Just one more question from me, Brian. Any color — any more color on the acquisitions and how much if any EBITDA, you expect them to contribute in the second half of 22?

Brian Schopfer

I don’t want to be [specific]. I mean, this was a small deal we did on the SIS. So we’re coming up here on one year on CISRs. So that will begin to lap in organic. I think we’re pretty pleased with how that’s going. And candidly, we’ve integrated that pretty holistically into the business. The SIS deal, we’re super excited. I think when it’s all said and done, and you can actually see it in our leverage calc, right? I mean, there’s a couple of [mill], almost over $4 million on an annualized basis kind of baked in. I think that will continue to prove to be very attractive and it’s a sub 2 times post synergy deal for us.

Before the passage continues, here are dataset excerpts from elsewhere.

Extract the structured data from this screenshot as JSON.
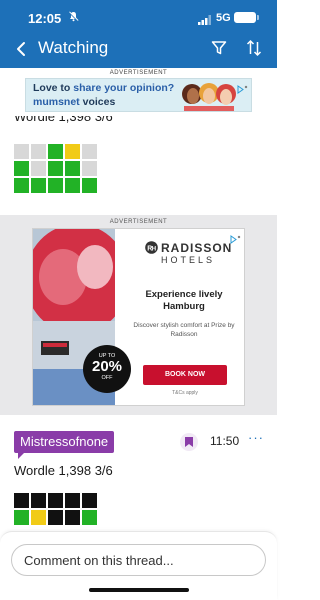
{
  "status_bar": {
    "time": "12:05",
    "network": "5G"
  },
  "nav": {
    "title": "Watching"
  },
  "ad_top": {
    "label": "ADVERTISEMENT",
    "line1_a": "Love to ",
    "line1_b": "share your opinion?",
    "line2_a": "mumsnet",
    "line2_b": " voices"
  },
  "post1": {
    "wordle_fragment": "Wordle 1,398 3/6",
    "grid": [
      [
        "l",
        "l",
        "g",
        "y",
        "l"
      ],
      [
        "g",
        "l",
        "g",
        "g",
        "l"
      ],
      [
        "g",
        "g",
        "g",
        "g",
        "g"
      ]
    ]
  },
  "ad_mid": {
    "label": "ADVERTISEMENT",
    "brand_name": "RADISSON",
    "brand_sub": "HOTELS",
    "headline": "Experience lively Hamburg",
    "subline": "Discover stylish comfort at Prize by Radisson",
    "cta": "BOOK NOW",
    "tcs": "T&Cs apply",
    "badge_top": "UP TO",
    "badge_value": "20%",
    "badge_bottom": "OFF"
  },
  "post2": {
    "username": "Mistressofnone",
    "time": "11:50",
    "more": "···",
    "wordle": "Wordle 1,398 3/6",
    "grid": [
      [
        "b",
        "b",
        "b",
        "b",
        "b"
      ],
      [
        "g",
        "y",
        "b",
        "b",
        "g"
      ]
    ]
  },
  "comment": {
    "placeholder": "Comment on this thread..."
  },
  "colors": {
    "header": "#1d70b8",
    "username_badge": "#8a3ca8",
    "wordle_green": "#22b226",
    "wordle_yellow": "#f1cb17",
    "cta_red": "#c8102e"
  },
  "icons": [
    "bell-mute-icon",
    "signal-icon",
    "battery-icon",
    "back-icon",
    "filter-icon",
    "sort-icon",
    "ad-choices-icon",
    "radisson-logo-icon",
    "bookmark-icon",
    "more-icon"
  ]
}
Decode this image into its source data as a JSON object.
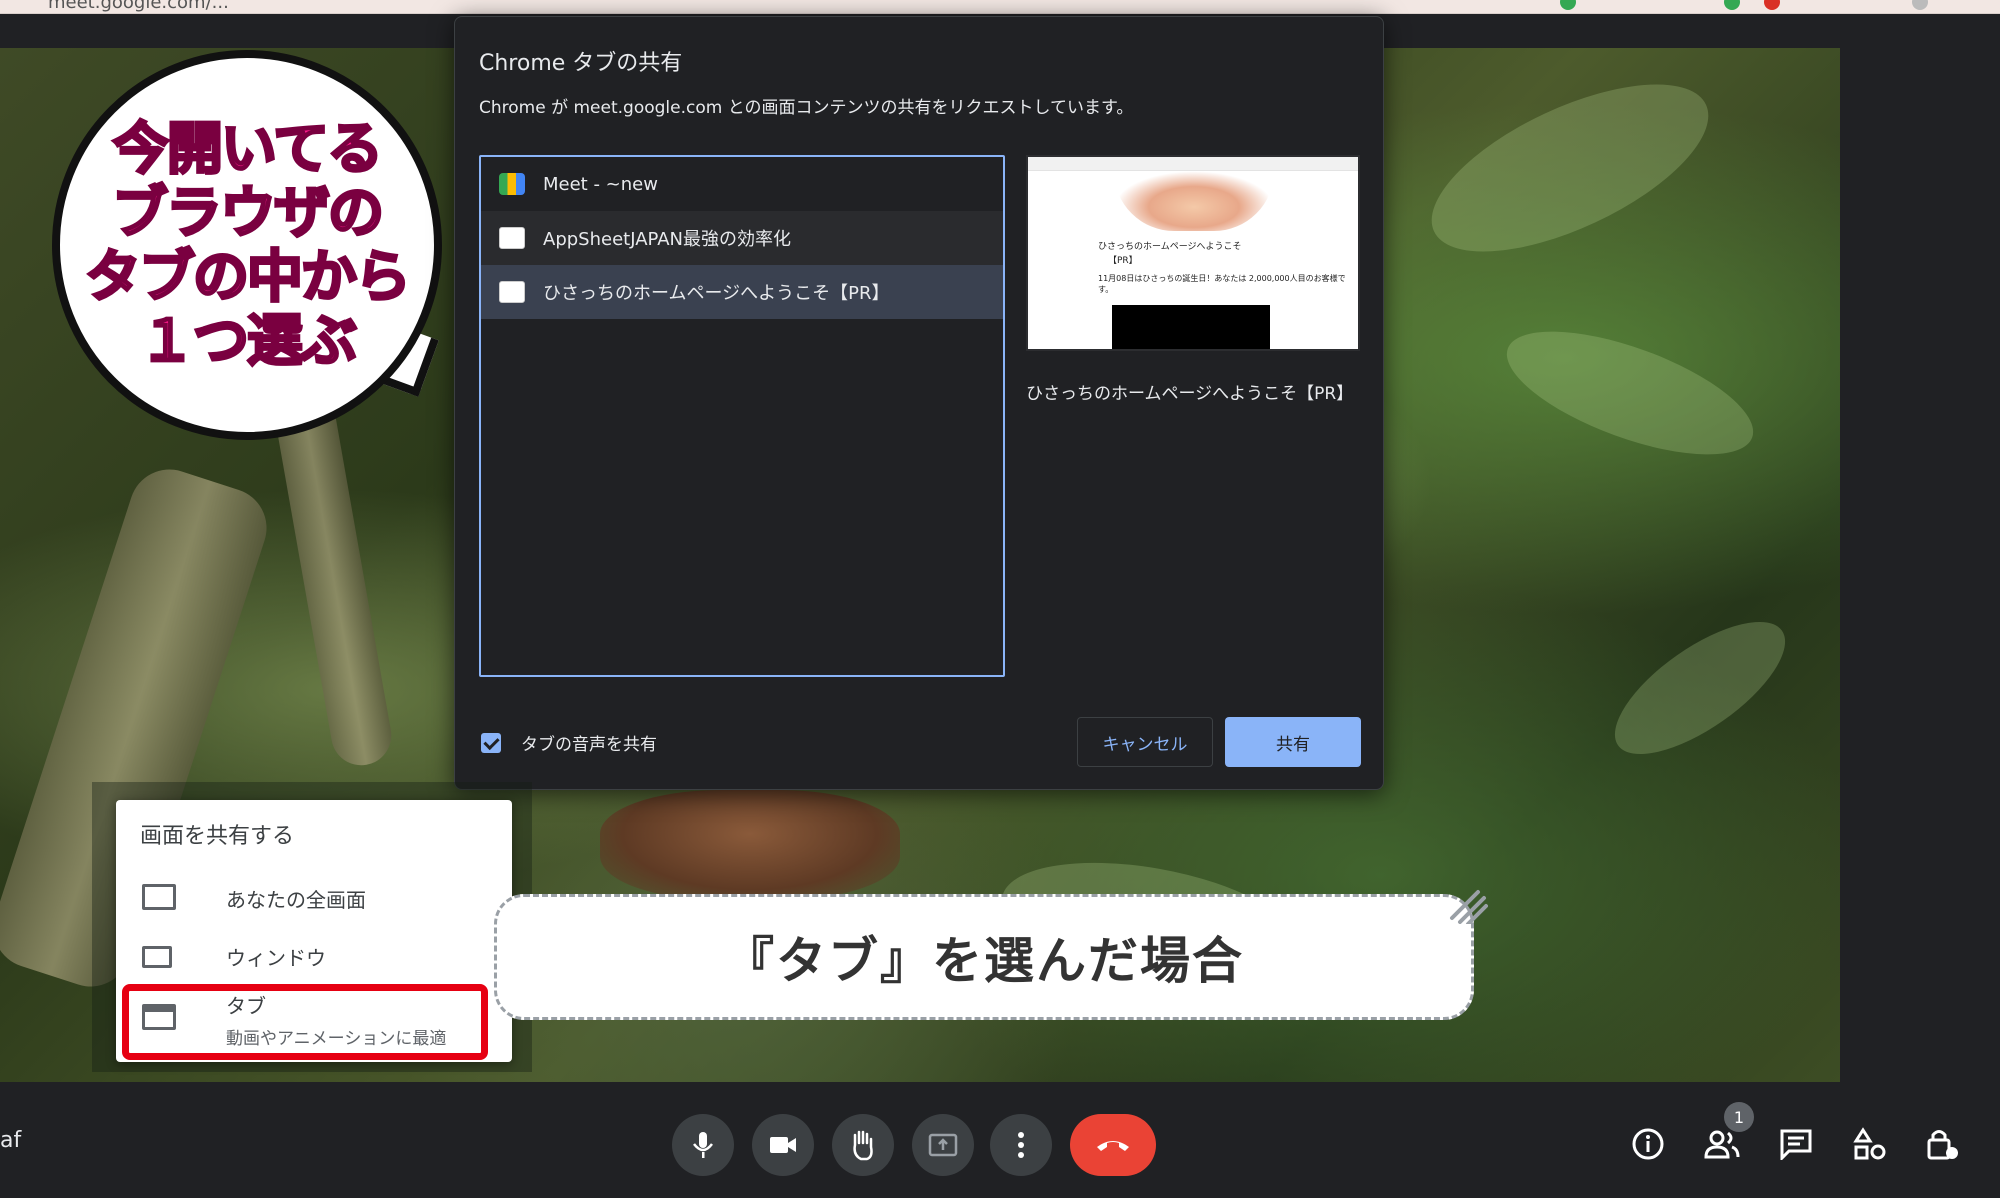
{
  "browser": {
    "url": "meet.google.com/..."
  },
  "bubble": {
    "line1": "今開いてる",
    "line2": "ブラウザの",
    "line3": "タブの中から",
    "line4": "１つ選ぶ"
  },
  "dialog": {
    "title": "Chrome タブの共有",
    "subtitle": "Chrome が meet.google.com との画面コンテンツの共有をリクエストしています。",
    "tabs": [
      {
        "label": "Meet - ~new",
        "icon": "meet-icon"
      },
      {
        "label": "AppSheetJAPAN最強の効率化",
        "icon": "page-favicon"
      },
      {
        "label": "ひさっちのホームページへようこそ【PR】",
        "icon": "page-favicon"
      }
    ],
    "selected_index": 2,
    "preview": {
      "line1": "ひさっちのホームページへようこそ",
      "line2": "【PR】",
      "line3": "11月08日はひさっちの誕生日！あなたは 2,000,000人目のお客様です。"
    },
    "preview_caption": "ひさっちのホームページへようこそ【PR】",
    "audio_checkbox_label": "タブの音声を共有",
    "audio_checked": true,
    "cancel_label": "キャンセル",
    "share_label": "共有"
  },
  "present_menu": {
    "title": "画面を共有する",
    "items": [
      {
        "label": "あなたの全画面",
        "icon": "monitor-icon"
      },
      {
        "label": "ウィンドウ",
        "icon": "window-icon"
      },
      {
        "label": "タブ",
        "sublabel": "動画やアニメーションに最適",
        "icon": "tab-icon"
      }
    ]
  },
  "caption": "『タブ』を選んだ場合",
  "bottom_bar": {
    "meeting_code": "af",
    "participants_count": "1",
    "colors": {
      "end_call": "#ea4335",
      "control_bg": "#3c4043",
      "accent": "#8ab4f8",
      "highlight": "#e60012"
    }
  }
}
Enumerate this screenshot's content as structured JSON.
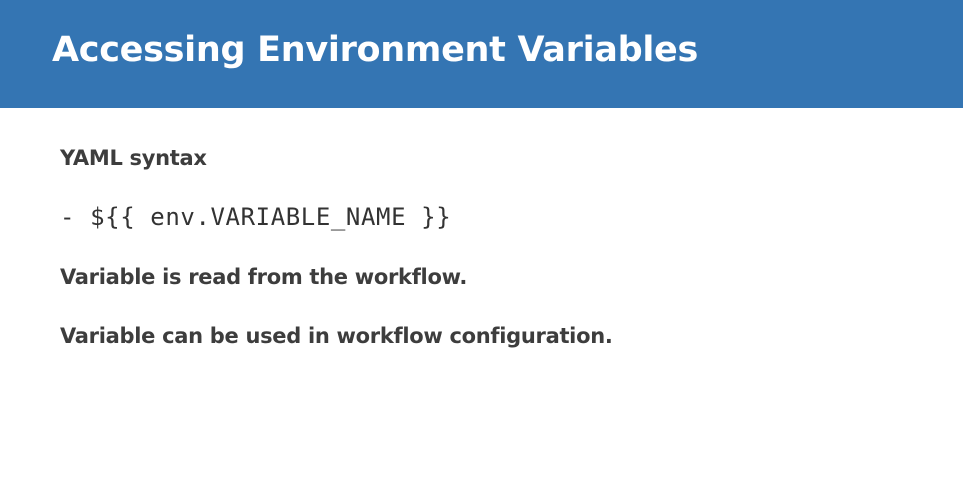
{
  "slide": {
    "title": "Accessing Environment Variables",
    "lines": [
      "YAML syntax",
      "- ${{ env.VARIABLE_NAME }}",
      "Variable is read from the workflow.",
      "Variable can be used in workflow configuration."
    ]
  },
  "colors": {
    "header_background": "#3475b3",
    "title_text": "#ffffff",
    "body_text": "#3d3d3d",
    "slide_background": "#ffffff"
  }
}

We’ll do these deals all day long. So we continue to look for more like that out in the market and we’ll go from there.

Operator

We have reached the end of the question-and-answer session. I would like to turn the call back to Thomas Logan for closing comments.

Tom Logan

Ladies and gentlemen, we appreciate your time, your interest and your support. Again, this is very exciting time for us at the company. We are excited by the momentum that we’ve garnered during the quarter as we exit the year and come into the New Year. And again, we’re hyper focused on execution and I look forward to updating you on our results in a few short months. So thank you and good day.

Operator

Ladies and gentlemen, that concludes today’s conference. Thank you for joining us. You may now disconnect your lines.